When Salt Spring’s Broadwell Road washed out during the first big rain of the year, forcing its closure at Duck Creek, it was an inconvenience, if arguably a significant one for many.
When Channel Ridge Drive looked like it too might be lost to an overbanked stream, the dozens of homeowners temporarily stranded up the hill — undoubtedly following along with news of the horrible floods returning to parts of the Fraser Valley — might be excused for a moment or two of climate panic.
It’s one thing to see shifting weather patterns on paper, but quite another to live through them. Recent years have borne out climate models from the Capital Regional District that forecast more rain, falling in fewer, more extreme weather events.

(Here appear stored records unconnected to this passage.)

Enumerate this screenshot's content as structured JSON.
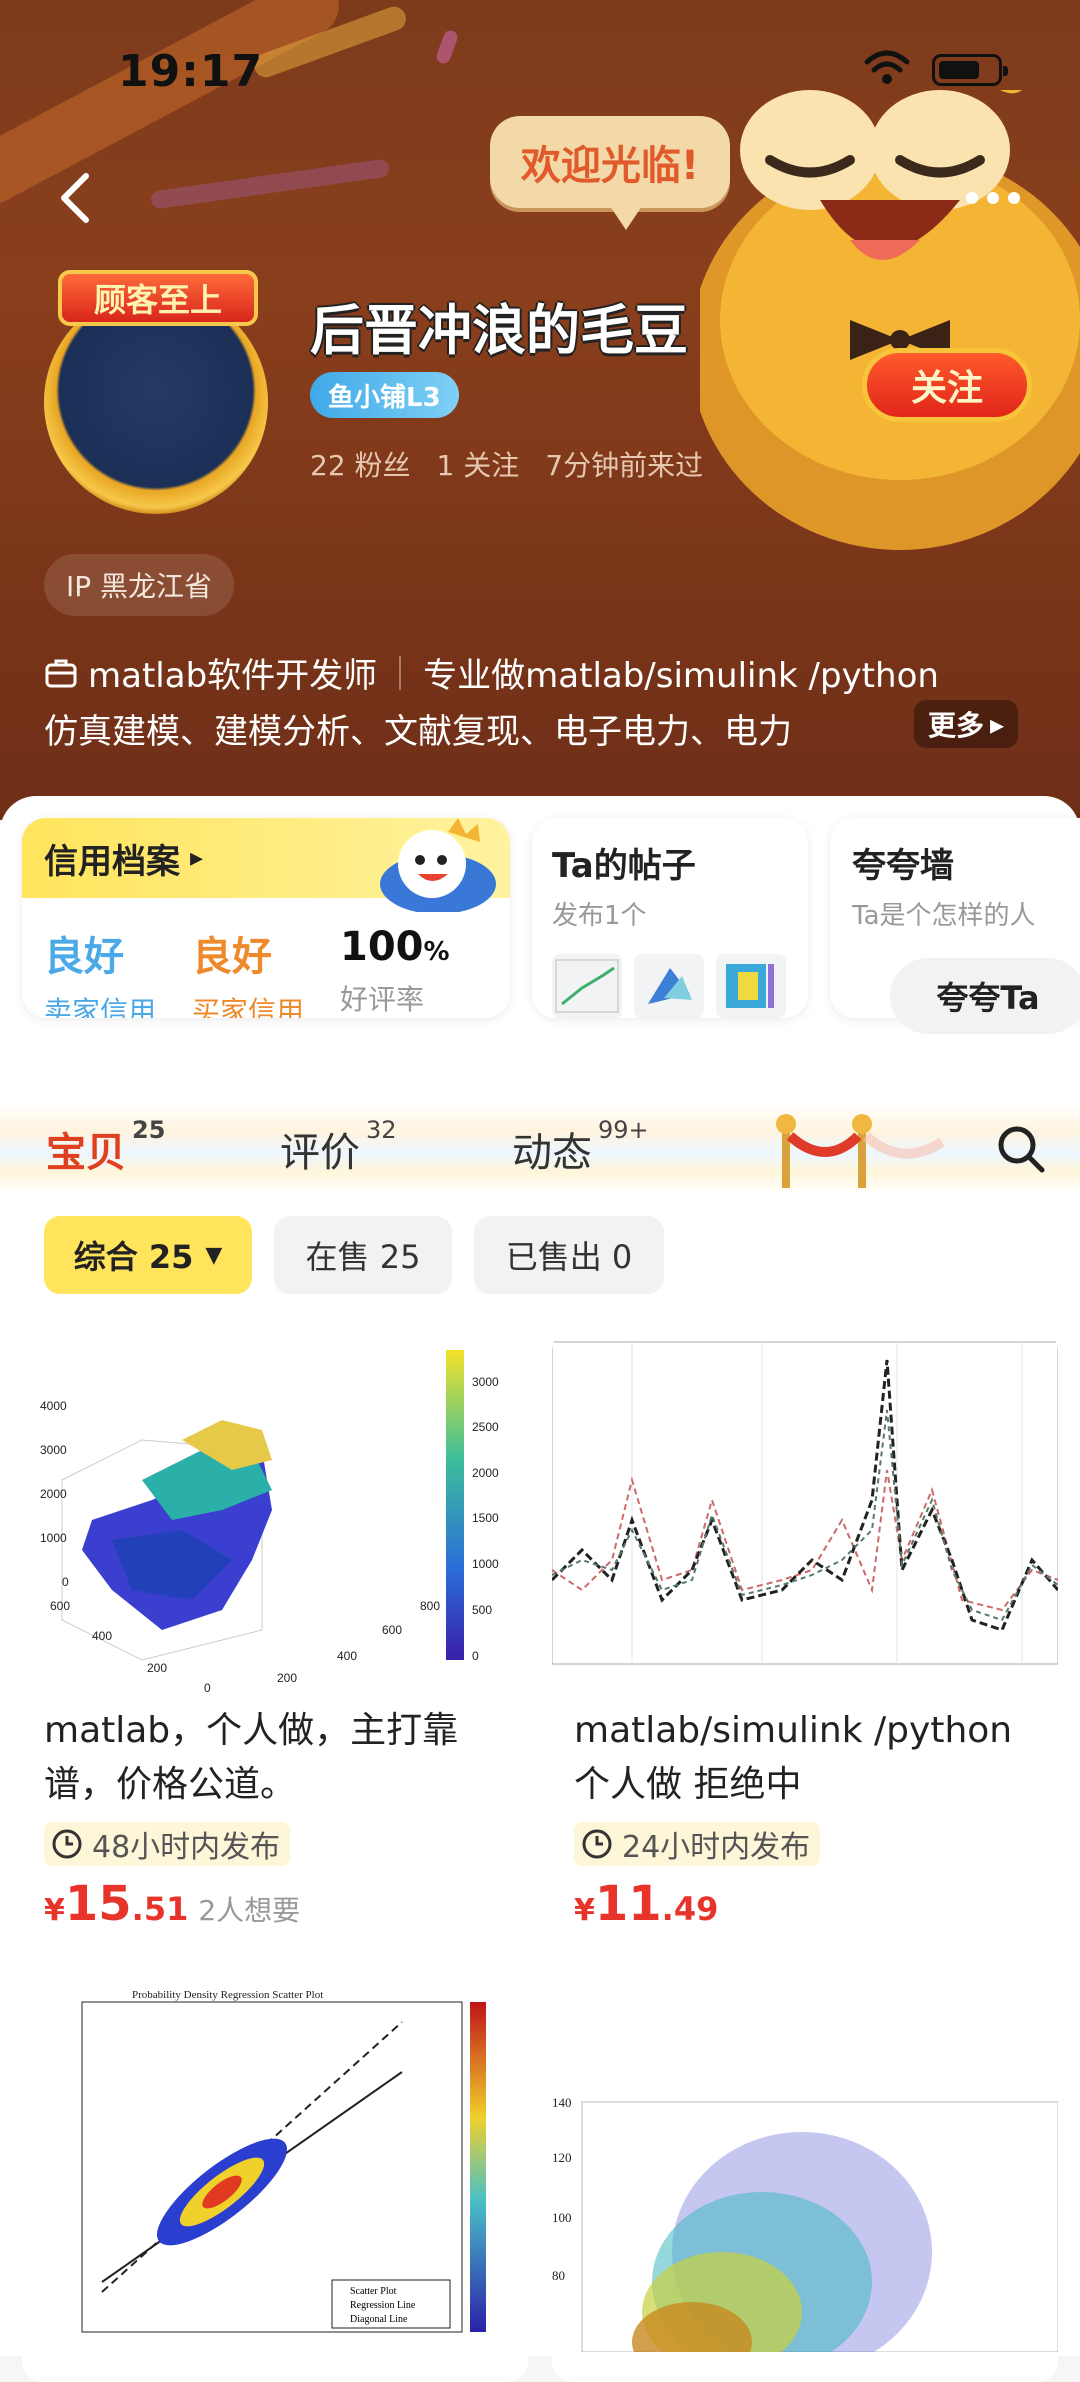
{
  "status_bar": {
    "time": "19:17"
  },
  "header": {
    "welcome": "欢迎光临!",
    "avatar_tag": "顾客至上",
    "nickname": "后晋冲浪的毛豆",
    "level": "鱼小铺L3",
    "follow": "关注",
    "stats": {
      "fans": "22 粉丝",
      "following": "1 关注",
      "last_seen": "7分钟前来过"
    },
    "ip": "IP 黑龙江省",
    "bio_job": "matlab软件开发师",
    "bio_line1": "专业做matlab/simulink /python",
    "bio_line2": "仿真建模、建模分析、文献复现、电子电力、电力",
    "more": "更多"
  },
  "cards": {
    "credit": {
      "title": "信用档案",
      "seller_value": "良好",
      "seller_label": "卖家信用",
      "buyer_value": "良好",
      "buyer_label": "买家信用",
      "rating_value": "100",
      "rating_unit": "%",
      "rating_label": "好评率",
      "colors": {
        "seller": "#4aa9e6",
        "buyer": "#ee8a2c"
      }
    },
    "posts": {
      "title": "Ta的帖子",
      "subtitle": "发布1个"
    },
    "praise": {
      "title": "夸夸墙",
      "subtitle": "Ta是个怎样的人",
      "button": "夸夸Ta"
    }
  },
  "tabs": [
    {
      "label": "宝贝",
      "count": "25"
    },
    {
      "label": "评价",
      "count": "32"
    },
    {
      "label": "动态",
      "count": "99+"
    }
  ],
  "filters": [
    {
      "label": "综合 25"
    },
    {
      "label": "在售 25"
    },
    {
      "label": "已售出 0"
    }
  ],
  "products": [
    {
      "title": "matlab，个人做，主打靠谱，价格公道。",
      "time_tag": "48小时内发布",
      "price_yen": "¥",
      "price_int": "15",
      "price_dec": ".51",
      "want": "2人想要"
    },
    {
      "title": "matlab/simulink /python 个人做 拒绝中",
      "time_tag": "24小时内发布",
      "price_yen": "¥",
      "price_int": "11",
      "price_dec": ".49",
      "want": ""
    },
    {
      "title": "",
      "time_tag": "",
      "price_int": "",
      "price_dec": "",
      "want": ""
    },
    {
      "title": "",
      "time_tag": "",
      "price_int": "",
      "price_dec": "",
      "want": ""
    }
  ],
  "plot_labels": {
    "p1_axes": [
      "4000",
      "3000",
      "2000",
      "1000",
      "0",
      "600",
      "400",
      "200",
      "0",
      "200",
      "400",
      "600",
      "800"
    ],
    "p1_colorbar": [
      "3000",
      "2500",
      "2000",
      "1500",
      "1000",
      "500",
      "0"
    ],
    "p3_title": "Probability Density Regression Scatter Plot",
    "p3_legend": [
      "Scatter Plot",
      "Regression Line",
      "Diagonal Line"
    ],
    "p4_yticks": [
      "140",
      "120",
      "100",
      "80"
    ]
  }
}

The similarly predicted impact of successive dry springs on tree mortality was seen across the islands only Monday, with short bursts of wind leaving trees and branches across wires and roadways — and sending emergency responders scrambling to allocate their limited resources.
While our islands were spared the kind of damage seen in the Lower Mainland, infrastructure problems either resulting from or revealed by 2021’s atmospheric river event have led to several projects on Salt Spring and the Southern Gulf Islands, from a seemingly constant stream of relatively modest improvements on smaller island roads to more substantial upgrades like the Isabella Point Road rebuild in 2022-23 and the new bridge now being constructed over Cusheon Creek.

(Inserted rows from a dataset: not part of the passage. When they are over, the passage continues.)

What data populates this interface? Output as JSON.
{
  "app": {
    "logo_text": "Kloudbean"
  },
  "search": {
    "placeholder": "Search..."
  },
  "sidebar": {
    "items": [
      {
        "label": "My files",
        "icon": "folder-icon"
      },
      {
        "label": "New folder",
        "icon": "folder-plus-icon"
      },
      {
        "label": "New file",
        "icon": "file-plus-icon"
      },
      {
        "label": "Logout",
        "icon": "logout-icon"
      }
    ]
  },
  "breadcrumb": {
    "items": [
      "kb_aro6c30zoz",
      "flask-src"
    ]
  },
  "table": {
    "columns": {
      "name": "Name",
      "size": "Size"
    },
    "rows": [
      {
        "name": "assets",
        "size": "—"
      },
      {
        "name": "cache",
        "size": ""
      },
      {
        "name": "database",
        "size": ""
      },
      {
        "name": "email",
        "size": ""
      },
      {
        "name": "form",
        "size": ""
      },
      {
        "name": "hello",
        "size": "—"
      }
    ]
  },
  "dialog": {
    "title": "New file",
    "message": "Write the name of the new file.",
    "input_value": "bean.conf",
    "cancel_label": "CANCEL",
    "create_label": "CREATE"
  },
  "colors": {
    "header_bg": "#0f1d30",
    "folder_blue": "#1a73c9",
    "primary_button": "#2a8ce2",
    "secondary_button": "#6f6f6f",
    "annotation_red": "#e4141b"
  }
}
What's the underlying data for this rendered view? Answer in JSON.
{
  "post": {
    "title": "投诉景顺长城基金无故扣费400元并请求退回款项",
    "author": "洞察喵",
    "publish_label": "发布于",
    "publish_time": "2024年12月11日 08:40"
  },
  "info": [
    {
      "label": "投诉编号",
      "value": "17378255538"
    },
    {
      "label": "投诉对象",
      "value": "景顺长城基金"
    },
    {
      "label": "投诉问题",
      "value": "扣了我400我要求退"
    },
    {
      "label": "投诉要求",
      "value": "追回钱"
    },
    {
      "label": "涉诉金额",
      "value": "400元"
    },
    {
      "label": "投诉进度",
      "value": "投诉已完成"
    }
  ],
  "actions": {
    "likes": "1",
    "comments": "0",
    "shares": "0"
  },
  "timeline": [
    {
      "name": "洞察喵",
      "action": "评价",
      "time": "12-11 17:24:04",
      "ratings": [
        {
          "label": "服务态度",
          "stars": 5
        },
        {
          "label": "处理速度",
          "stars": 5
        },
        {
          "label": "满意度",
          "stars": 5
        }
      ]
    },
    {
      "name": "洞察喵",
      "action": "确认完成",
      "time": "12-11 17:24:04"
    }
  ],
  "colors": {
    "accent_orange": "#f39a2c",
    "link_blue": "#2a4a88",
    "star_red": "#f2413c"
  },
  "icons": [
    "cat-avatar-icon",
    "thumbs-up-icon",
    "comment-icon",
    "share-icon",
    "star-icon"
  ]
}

The substantial infrastructure resilience work we’ve seen in the last few years on our islands feels unprecedented, and nothing like the shovelful-of-cold-patch, easy-on-the-budget solutions we’d grown accustomed to expect. The shift is necessary, and welcome.
On Channel Ridge — and in other island neighbourhoods that depend on aging culverts and old ditches to keep them connected to emergency services in a crisis — fretful islanders should again be excused, this time from wondering if the work will be done before they are truly stranded.